In the above embodiment, the piezoelectric element (2o) is used in order to make the fine detection part (19) follow the undulations of GM grade or higher, but the objective lens (5) in the fine detection part (19) is It is also possible to follow undulations of a magnitude of jLm or higher by moving the coil in the vertical direction.

In addition, although the above embodiment has a configuration including two detection units, it is also possible to include two or more detection units, and to sequentially or alternatively transmit the detection results of other detection units between the plurality of detection units. It is also possible to adopt a configuration in which detection is finely adjusted by using the above.

[Effects of the Invention] As described above, the surface shape measuring device according to the present invention has the ability to irradiate a surface to be measured with light and detect the state of the surface shape of the surface to be measured based on the reflected light from the surface to be measured. The present invention has a configuration in which a plurality of detection means are provided for detecting differently, and the state of the surface shape of the surface to be measured is detected by finely adjusting the detection of the other detection means based on the detection result of the above-mentioned one detection means. Therefore, the detection means can be adjusted to match the surface shape of the surface to be measured, and the state of the surface shape of the surface to be measured can be measured with high precision. Moreover, there is an effect that the measurement time can be shortened.

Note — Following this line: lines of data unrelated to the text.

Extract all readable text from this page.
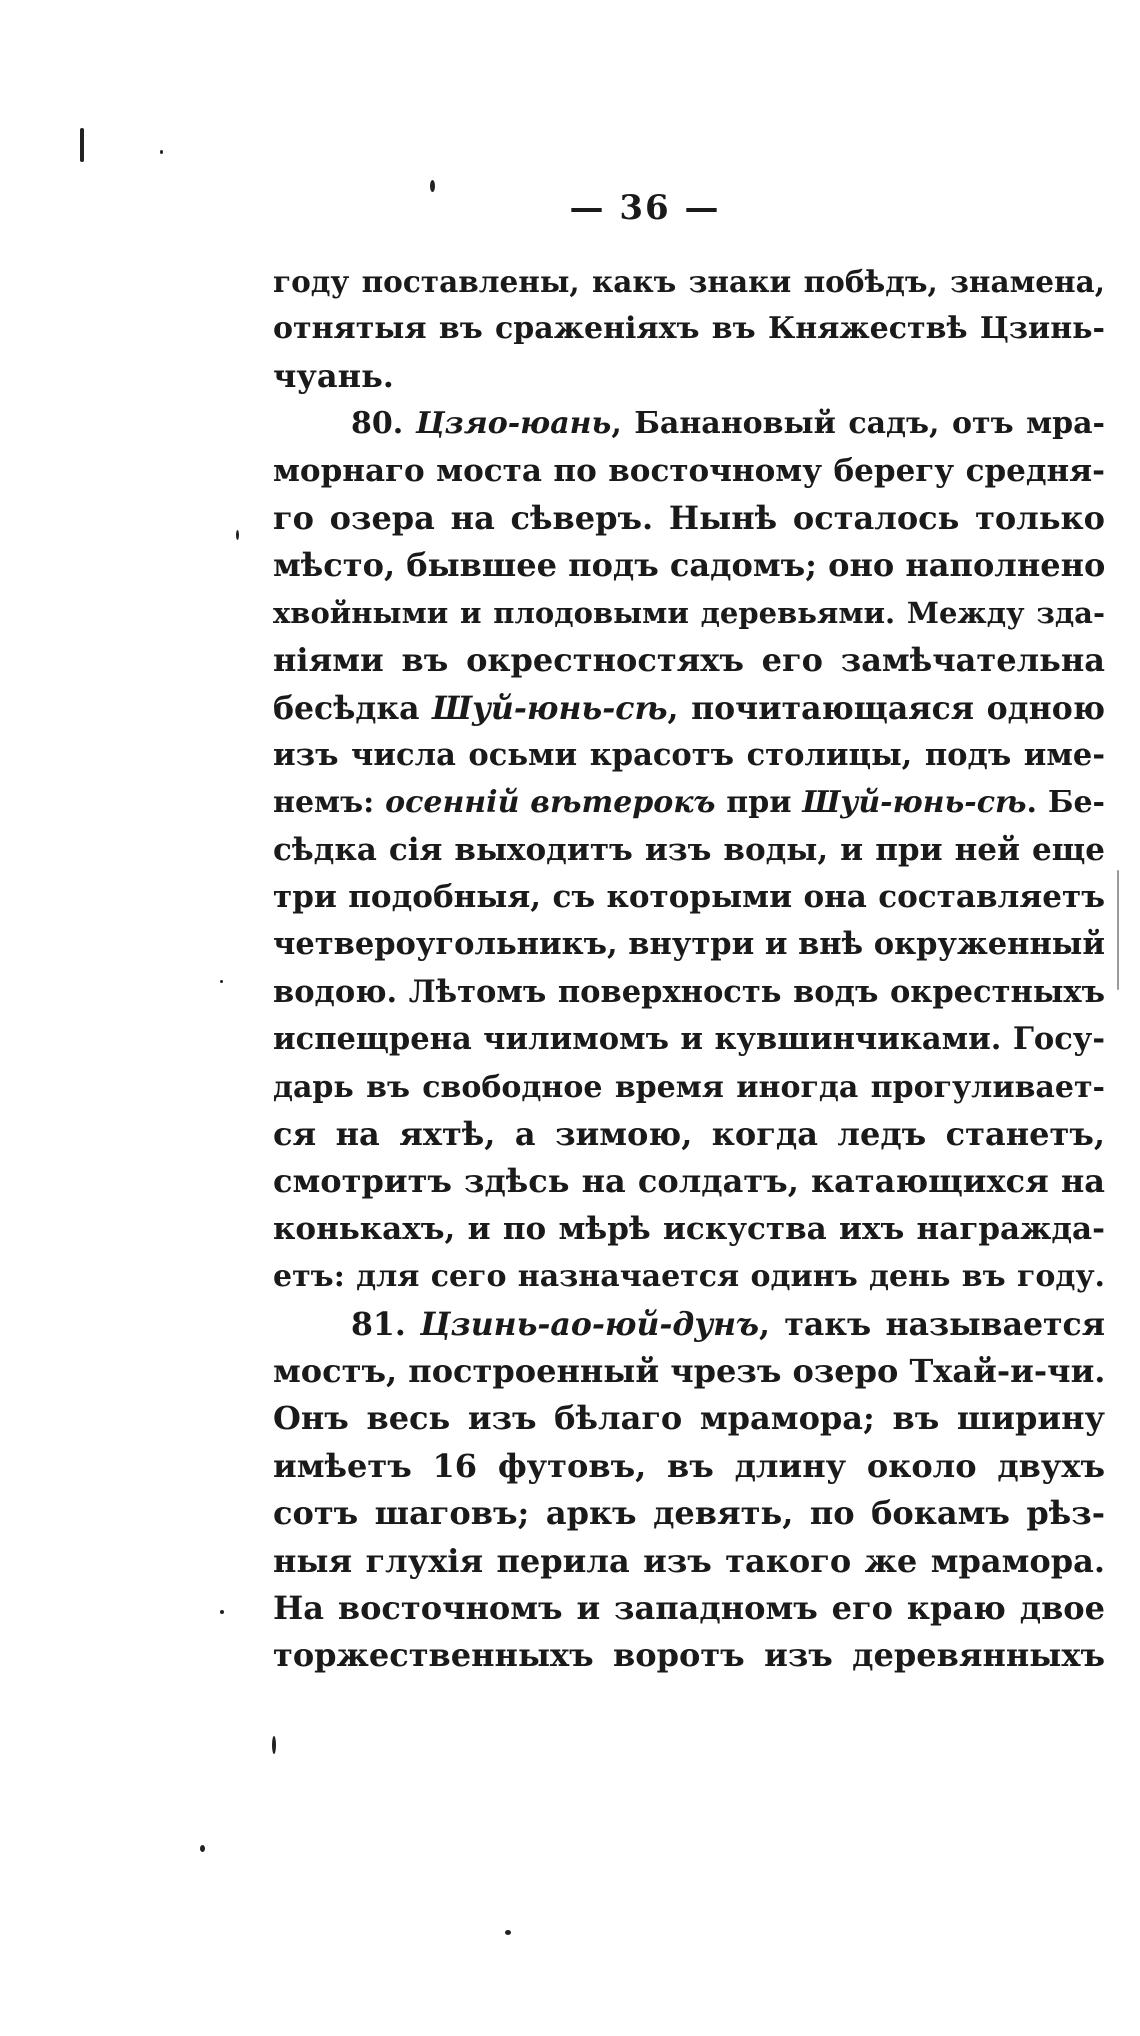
— 36 —
году поставлены, какъ знаки побѣдъ, знамена,
отнятыя въ сраженіяхъ въ Княжествѣ Цзинь-
чуань.
80. Цзяо-юань, Банановый садъ, отъ мра-
морнаго моста по восточному берегу средня-
го озера на сѣверъ. Нынѣ осталось только
мѣсто, бывшее подъ садомъ; оно наполнено
хвойными и плодовыми деревьями. Между зда-
ніями въ окрестностяхъ его замѣчательна
бесѣдка Шуй-юнь-сѣ, почитающаяся одною
изъ числа осьми красотъ столицы, подъ име-
немъ: осеннiй вѣтерокъ при Шуй-юнь-сѣ. Бе-
сѣдка сія выходитъ изъ воды, и при ней еще
три подобныя, съ которыми она составляетъ
четвероугольникъ, внутри и внѣ окруженный
водою. Лѣтомъ поверхность водъ окрестныхъ
испещрена чилимомъ и кувшинчиками. Госу-
дарь въ свободное время иногда прогуливает-
ся на яхтѣ, а зимою, когда ледъ станетъ,
смотритъ здѣсь на солдатъ, катающихся на
конькахъ, и по мѣрѣ искуства ихъ награжда-
етъ: для сего назначается одинъ день въ году.
81. Цзинь-ао-юй-дунъ, такъ называется
мостъ, построенный чрезъ озеро Тхай-и-чи.
Онъ весь изъ бѣлаго мрамора; въ ширину
имѣетъ 16 футовъ, въ длину около двухъ
сотъ шаговъ; аркъ девять, по бокамъ рѣз-
ныя глухія перила изъ такого же мрамора.
На восточномъ и западномъ его краю двое
торжественныхъ воротъ изъ деревянныхъ
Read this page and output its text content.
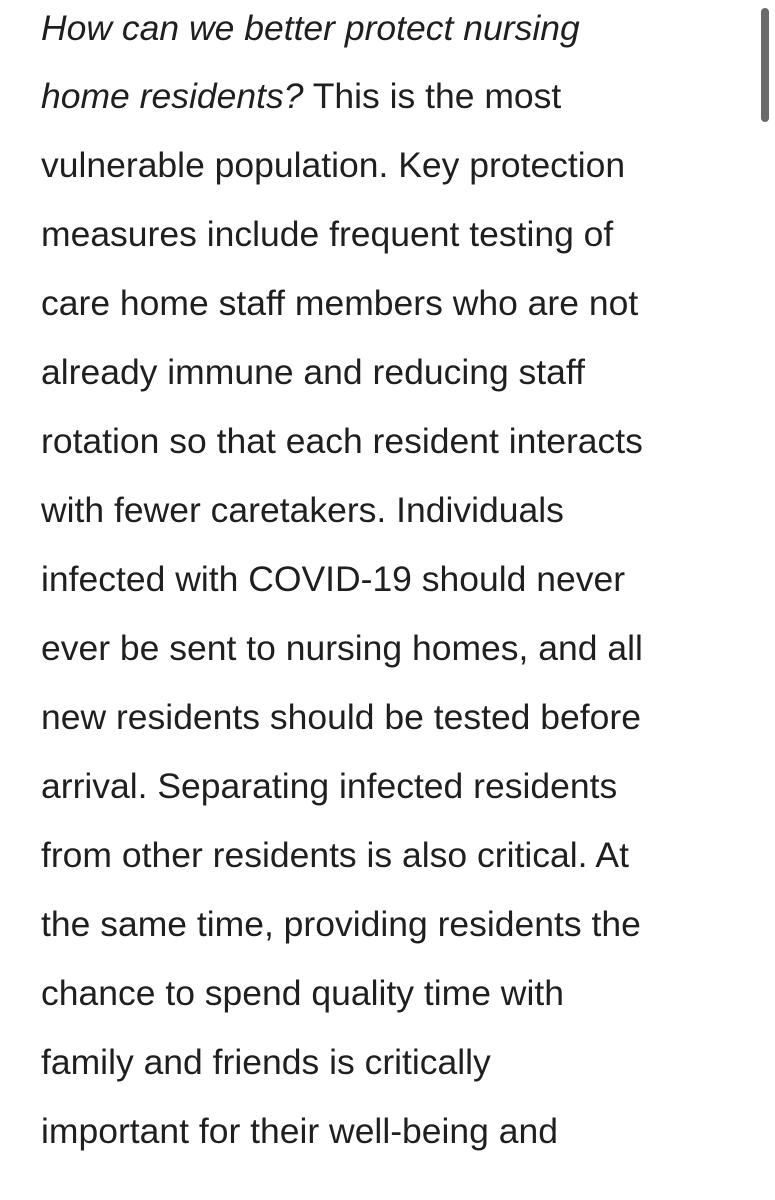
How can we better protect nursing
home residents? This is the most
vulnerable population. Key protection
measures include frequent testing of
care home staff members who are not
already immune and reducing staff
rotation so that each resident interacts
with fewer caretakers. Individuals
infected with COVID-19 should never
ever be sent to nursing homes, and all
new residents should be tested before
arrival. Separating infected residents
from other residents is also critical. At
the same time, providing residents the
chance to spend quality time with
family and friends is critically
important for their well-being and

[Brief explanation of drawings]

FIG. 1 is a configuration diagram of a surface shape measuring device according to an embodiment of the present invention, FIG. 2 is a configuration diagram of a control section according to an embodiment of the invention, and FIG. FIG. 4 shows a signal waveform diagram for shape signal processing and a configuration diagram of a conventional surface shape measuring device. (16)... Coarse detection section, (17)... Fine movement table, (1
8)...Pulse motor, (19)...Fine detection section, (
2G)...piezoelectric element, (5), (21)...objective lens, (22)...stage, (23)...motor, (24)...rotation speed detector. In addition, in the figures, the same reference numerals indicate the same or corresponding parts.

Claims (3)

[Claims] (1) Equipped with a plurality of detection means for irradiating light onto the surface to be measured and detecting the state of the surface shape of the surface to be measured based on the light reflected from the surface to be measured, with different detection capabilities; A surface shape measuring apparatus characterized in that the surface shape measuring device is configured to finely adjust the detection of another detection means based on the detection result of the detection means to detect the state of the surface shape of the surface to be measured. (2) Surface shape measurement according to claim 1, wherein the detection means is configured to detect the state of the surface shape of the surface to be measured based on variations in the amount and intensity of the reflected light. Device. (3) Surface shape measurement according to claim 1 or 2, characterized in that the other detection means has a detection range and detection ability that is higher in accuracy than the first detection means. Device.